Using Videogames to Treat Autism

A recent study proposing changes in videogame development use a novel videogame to treat autism symptoms, lower the severity of impaired social interaction skills.



One of the most prevalent neurodevelopmental disorders today continues to be Autism Spectrum Disorder (ASD), affecting tens of millions of individuals worldwide. ASD is now the umbrella term for what was once sub-categories (including Austim and Asperger’s syndrome) in the autism diagnosis. ASD is characterized by impairments in social interaction, intellectual disability, and difficulties with motor coordination. The spectrum ranges from low- to high-functioning individuals, where high-functioning individuals have a higher cognitive development but continue to struggle with social communication.

No one treatment is universal and only a small handful of those diagnosed with ASD progress to a point where they no longer identify with having this diagnosis. Instead, most ASD individuals will undergo multiple therapeutic treatments, such as pharmaceuticals and behaviour therapy, to help cope with their symptoms. Videogames have been used as a tool to compliment traditional treatments because children with ASD tend to spend almost twice as much time playing video games than typically developing children. The problem with current videogames as a treatment lies in its inability to effectively help with symptom mitigation and to successfully entertain ASD children.

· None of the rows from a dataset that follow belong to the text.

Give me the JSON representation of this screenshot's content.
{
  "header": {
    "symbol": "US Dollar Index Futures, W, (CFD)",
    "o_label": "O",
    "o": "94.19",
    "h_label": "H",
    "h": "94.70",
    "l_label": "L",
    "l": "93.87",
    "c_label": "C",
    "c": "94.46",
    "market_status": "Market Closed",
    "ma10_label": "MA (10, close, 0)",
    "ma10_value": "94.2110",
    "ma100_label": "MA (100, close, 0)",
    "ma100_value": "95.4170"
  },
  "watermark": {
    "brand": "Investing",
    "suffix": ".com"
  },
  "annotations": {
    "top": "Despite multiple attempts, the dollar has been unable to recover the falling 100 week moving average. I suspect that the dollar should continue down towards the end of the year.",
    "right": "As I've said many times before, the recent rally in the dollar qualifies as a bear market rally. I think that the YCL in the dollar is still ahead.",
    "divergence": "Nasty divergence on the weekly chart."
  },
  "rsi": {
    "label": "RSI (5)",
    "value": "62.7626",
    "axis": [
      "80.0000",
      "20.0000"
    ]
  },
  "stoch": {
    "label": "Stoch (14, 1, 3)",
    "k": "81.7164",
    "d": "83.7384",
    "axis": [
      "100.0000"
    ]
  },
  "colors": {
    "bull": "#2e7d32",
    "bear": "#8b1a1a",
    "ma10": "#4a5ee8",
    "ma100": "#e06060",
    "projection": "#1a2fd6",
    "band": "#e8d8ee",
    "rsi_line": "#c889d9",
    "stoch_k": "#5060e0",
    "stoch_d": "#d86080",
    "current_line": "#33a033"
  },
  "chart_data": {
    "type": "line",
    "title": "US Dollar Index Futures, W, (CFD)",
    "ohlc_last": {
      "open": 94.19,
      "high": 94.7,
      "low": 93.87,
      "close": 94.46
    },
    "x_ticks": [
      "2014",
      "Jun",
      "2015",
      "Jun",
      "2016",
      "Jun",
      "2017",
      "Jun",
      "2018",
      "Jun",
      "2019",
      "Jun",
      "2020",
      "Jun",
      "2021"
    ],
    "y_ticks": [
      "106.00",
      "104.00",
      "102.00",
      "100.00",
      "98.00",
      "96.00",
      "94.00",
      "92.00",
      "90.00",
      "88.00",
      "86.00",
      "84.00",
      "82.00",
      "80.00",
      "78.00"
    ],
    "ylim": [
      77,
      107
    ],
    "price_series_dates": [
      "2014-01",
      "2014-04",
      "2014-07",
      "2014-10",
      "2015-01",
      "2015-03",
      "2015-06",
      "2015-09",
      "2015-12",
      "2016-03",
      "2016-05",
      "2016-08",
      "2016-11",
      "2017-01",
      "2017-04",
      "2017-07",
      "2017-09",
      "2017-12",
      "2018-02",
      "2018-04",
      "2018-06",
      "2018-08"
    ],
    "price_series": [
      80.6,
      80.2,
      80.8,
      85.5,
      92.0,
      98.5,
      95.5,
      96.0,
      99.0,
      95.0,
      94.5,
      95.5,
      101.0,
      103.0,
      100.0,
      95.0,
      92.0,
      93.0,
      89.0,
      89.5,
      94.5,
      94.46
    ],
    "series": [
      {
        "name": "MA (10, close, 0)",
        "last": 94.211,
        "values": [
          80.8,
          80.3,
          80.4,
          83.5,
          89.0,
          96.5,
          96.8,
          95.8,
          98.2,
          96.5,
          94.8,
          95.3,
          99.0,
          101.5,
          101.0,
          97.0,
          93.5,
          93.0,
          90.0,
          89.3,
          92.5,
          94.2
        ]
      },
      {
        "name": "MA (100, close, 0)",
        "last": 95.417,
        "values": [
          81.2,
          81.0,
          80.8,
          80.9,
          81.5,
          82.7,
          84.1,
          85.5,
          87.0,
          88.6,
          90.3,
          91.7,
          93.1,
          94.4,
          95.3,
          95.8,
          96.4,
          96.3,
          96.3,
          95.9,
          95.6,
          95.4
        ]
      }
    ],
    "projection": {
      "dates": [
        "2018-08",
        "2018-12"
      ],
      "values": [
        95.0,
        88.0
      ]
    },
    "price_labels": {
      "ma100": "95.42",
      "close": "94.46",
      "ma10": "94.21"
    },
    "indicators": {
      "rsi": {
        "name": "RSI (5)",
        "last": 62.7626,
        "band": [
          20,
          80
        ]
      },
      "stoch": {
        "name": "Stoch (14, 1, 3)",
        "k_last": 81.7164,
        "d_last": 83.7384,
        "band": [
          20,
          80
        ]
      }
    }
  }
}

A recent study published in the journal Computers in Human Behaviour, proposed a new model for game design in which both medical professionals and children with ASD are both be consulted to ensure videogames are effective as a therapeutic treatment, yet engaging for children. Their new videogame, “Pico’s Adventure”, designed specifically for children with ASD, is a full-body involvement game much like those of Xbox Kinect. In this game, children are responsible for helping Pico, an earth-invading alien, get home to his planet by working with adults and other ASD children to complete successive tasks. ASD children playing Pico’s Adventure were very amused and displayed many behaviours involved in social interaction (ie. reciprocal imitation, initiation of social interaction, visual contact, social expressions).

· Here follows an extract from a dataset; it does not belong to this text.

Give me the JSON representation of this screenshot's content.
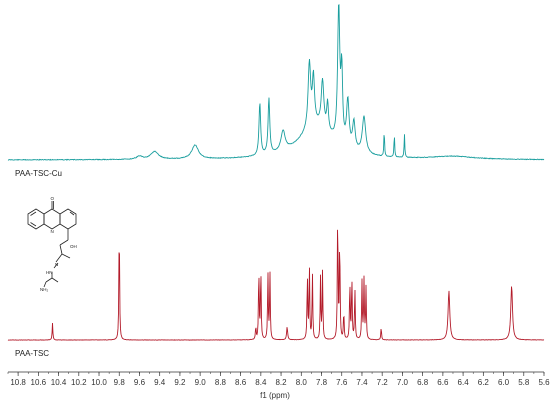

This new game, created by the collaboration of game designers, ASD children, and medical professionals, provides a new outlet in which high-functioning ASD children can develop and practise social behaviours. This will in turn diminish the severity of their symptoms and allow them to better understand and participate in social interactions, helping them cope with their diagnosis.



Malinverni, L., et al., An inclusive design approach for developing video games for children with Autism Spectrum Disorder, Computers in Human Behavior (2016).